Causes et résutats de la formes des lits de déjection.

Deux causes concourent à former les lits de déjection.

D’abord, le torrent qui sort d’un lit encaissé dans la montagne, tombe dans une vallée où les berges lui manquent tout à coup. Là, sa section transversale peut s’étendre sur une largeur presque indéfinie, puisque cette largeur n’est pas autre chose que la longueur même de la vallée. Alors ses eaux s’épanchent dans tous les sens : de là, perte de vitesse, et exhaussement.

Ensuite le torrent passe de la pente rapide qu’il avait dans la montagne, à la pente douce de la plaine : nouvelle cause de perte de vitesse et d’exhaussement.

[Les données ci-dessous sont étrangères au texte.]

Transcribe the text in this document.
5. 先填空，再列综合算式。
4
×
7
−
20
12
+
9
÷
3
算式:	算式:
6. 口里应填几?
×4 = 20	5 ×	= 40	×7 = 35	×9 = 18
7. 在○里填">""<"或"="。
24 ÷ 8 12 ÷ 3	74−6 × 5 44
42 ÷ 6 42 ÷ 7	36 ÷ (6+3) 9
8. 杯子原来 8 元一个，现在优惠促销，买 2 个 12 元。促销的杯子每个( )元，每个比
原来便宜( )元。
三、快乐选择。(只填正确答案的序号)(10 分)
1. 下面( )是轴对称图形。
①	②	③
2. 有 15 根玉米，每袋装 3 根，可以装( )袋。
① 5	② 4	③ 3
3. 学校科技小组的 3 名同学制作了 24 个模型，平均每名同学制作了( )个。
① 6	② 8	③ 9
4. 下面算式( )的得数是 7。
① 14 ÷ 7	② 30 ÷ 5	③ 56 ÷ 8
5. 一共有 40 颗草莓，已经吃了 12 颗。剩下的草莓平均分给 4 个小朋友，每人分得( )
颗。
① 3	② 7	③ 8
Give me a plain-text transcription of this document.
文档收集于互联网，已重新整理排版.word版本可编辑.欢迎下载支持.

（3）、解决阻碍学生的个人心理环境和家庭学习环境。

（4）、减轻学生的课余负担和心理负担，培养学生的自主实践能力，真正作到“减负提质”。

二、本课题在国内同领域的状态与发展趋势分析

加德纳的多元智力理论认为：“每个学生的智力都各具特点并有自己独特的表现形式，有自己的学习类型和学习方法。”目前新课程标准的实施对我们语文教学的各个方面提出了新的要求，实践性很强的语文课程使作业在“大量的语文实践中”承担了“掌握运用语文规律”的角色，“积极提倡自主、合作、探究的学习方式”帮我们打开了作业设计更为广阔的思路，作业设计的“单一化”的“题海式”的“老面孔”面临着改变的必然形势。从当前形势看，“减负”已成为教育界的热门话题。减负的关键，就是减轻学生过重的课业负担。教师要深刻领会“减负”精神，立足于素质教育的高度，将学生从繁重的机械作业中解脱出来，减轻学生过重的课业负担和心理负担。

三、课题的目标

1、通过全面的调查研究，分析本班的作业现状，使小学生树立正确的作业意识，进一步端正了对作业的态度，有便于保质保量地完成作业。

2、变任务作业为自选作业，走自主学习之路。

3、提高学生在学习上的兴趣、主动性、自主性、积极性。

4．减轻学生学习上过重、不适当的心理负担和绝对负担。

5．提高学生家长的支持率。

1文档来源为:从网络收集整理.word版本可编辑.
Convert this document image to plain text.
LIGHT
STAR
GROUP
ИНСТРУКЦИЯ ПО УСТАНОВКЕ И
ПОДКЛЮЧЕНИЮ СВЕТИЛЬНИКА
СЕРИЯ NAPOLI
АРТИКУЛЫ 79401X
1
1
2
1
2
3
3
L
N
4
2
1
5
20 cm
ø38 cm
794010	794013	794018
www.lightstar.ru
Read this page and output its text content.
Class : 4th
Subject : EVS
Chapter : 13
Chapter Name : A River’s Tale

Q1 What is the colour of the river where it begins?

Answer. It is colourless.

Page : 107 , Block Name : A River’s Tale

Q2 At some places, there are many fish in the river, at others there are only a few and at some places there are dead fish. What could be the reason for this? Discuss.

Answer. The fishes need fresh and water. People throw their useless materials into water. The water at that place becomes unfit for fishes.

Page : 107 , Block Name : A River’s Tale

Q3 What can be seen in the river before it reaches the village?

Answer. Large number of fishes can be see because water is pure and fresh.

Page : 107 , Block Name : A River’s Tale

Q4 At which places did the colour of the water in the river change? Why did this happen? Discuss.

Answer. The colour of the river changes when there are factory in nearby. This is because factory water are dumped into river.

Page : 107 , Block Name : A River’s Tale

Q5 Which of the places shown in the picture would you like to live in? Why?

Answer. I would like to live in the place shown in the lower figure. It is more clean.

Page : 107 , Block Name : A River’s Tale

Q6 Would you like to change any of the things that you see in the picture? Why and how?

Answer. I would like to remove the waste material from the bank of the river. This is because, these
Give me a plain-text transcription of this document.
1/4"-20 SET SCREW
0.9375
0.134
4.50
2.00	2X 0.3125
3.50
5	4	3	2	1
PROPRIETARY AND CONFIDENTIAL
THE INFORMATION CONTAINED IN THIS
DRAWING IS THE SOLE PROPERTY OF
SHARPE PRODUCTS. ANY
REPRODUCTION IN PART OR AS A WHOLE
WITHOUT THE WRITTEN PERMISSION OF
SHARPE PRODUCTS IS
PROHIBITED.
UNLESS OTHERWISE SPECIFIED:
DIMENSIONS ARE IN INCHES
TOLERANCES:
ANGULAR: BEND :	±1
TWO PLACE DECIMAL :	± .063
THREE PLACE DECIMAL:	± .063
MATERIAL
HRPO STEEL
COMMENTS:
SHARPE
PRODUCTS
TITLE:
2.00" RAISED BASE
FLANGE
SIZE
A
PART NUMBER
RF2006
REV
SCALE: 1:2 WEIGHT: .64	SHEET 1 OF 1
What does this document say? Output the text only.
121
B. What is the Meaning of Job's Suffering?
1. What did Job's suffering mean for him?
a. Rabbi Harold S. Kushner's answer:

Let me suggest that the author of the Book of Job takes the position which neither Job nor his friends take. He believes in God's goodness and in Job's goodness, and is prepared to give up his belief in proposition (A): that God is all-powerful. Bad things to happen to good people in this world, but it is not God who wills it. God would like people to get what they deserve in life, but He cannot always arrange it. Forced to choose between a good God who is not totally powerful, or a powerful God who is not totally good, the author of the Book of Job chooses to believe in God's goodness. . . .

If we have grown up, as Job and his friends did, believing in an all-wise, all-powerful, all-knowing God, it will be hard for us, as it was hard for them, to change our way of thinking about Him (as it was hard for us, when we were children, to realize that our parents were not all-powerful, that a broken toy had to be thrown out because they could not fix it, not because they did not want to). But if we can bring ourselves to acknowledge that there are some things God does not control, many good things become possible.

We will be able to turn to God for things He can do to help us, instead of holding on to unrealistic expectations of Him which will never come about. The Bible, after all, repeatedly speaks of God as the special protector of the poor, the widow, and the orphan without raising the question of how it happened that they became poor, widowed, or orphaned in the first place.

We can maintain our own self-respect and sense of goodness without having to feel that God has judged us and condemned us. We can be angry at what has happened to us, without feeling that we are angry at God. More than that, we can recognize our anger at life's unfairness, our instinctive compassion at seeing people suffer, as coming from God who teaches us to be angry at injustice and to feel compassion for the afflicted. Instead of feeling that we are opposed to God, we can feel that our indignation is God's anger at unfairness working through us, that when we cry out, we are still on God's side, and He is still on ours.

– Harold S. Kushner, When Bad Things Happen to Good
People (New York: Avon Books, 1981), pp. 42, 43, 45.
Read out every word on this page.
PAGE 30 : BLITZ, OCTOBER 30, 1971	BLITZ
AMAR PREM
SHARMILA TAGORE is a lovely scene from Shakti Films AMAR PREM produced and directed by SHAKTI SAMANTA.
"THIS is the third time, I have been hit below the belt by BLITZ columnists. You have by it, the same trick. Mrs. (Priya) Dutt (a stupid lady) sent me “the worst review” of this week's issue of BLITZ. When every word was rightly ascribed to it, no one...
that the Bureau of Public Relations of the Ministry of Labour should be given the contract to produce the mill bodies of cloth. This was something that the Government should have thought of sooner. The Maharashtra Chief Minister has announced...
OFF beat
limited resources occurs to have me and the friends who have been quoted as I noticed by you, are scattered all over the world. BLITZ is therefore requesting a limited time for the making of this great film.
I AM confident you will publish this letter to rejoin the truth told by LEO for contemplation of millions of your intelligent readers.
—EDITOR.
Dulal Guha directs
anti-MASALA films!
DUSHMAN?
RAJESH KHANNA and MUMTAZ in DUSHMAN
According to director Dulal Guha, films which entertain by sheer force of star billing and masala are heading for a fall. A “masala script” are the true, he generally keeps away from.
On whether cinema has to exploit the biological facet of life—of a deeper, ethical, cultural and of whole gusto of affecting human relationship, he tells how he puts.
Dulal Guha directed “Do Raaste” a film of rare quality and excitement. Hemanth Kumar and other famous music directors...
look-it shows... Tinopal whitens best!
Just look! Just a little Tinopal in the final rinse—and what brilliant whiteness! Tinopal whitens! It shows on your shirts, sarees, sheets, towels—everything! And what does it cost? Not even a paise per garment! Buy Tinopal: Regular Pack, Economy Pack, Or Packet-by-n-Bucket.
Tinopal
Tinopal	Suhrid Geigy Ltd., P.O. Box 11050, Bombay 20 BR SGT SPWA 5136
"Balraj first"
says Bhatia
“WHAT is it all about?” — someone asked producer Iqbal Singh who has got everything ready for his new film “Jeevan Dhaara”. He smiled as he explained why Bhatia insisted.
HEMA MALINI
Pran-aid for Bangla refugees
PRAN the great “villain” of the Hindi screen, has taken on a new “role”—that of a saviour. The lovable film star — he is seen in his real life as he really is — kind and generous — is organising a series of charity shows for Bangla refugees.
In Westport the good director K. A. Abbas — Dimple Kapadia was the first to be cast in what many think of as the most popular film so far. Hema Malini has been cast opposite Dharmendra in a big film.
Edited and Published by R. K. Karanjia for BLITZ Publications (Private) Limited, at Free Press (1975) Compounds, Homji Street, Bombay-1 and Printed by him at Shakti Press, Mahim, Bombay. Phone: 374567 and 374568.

Il y a donc deux causes qui font qu’un torrent dépose des matières dans son lit et qu’il l’exhausse : 1o l’élargissement de section ; 2o la diminution de pente. Ces deux causes sont uniques ; elles sont distinctes, bien indépendantes l’une de l’autre, et cette remarque est essentielle. Dans les torrents, dont le lit de déjection a déjà pris la pente limite, les dépôts ne se forment plus qu’en vertu de la première cause ; on peut donc les faire cesser en rétrécissant le lit. Sur d’autres torrents, au contraire, où la pente n’est pas encore arrivée à cette limite qui correspond à l’entraînement des matières, celles-ci continueront toujours de se déposer, en vertu de la seconde cause.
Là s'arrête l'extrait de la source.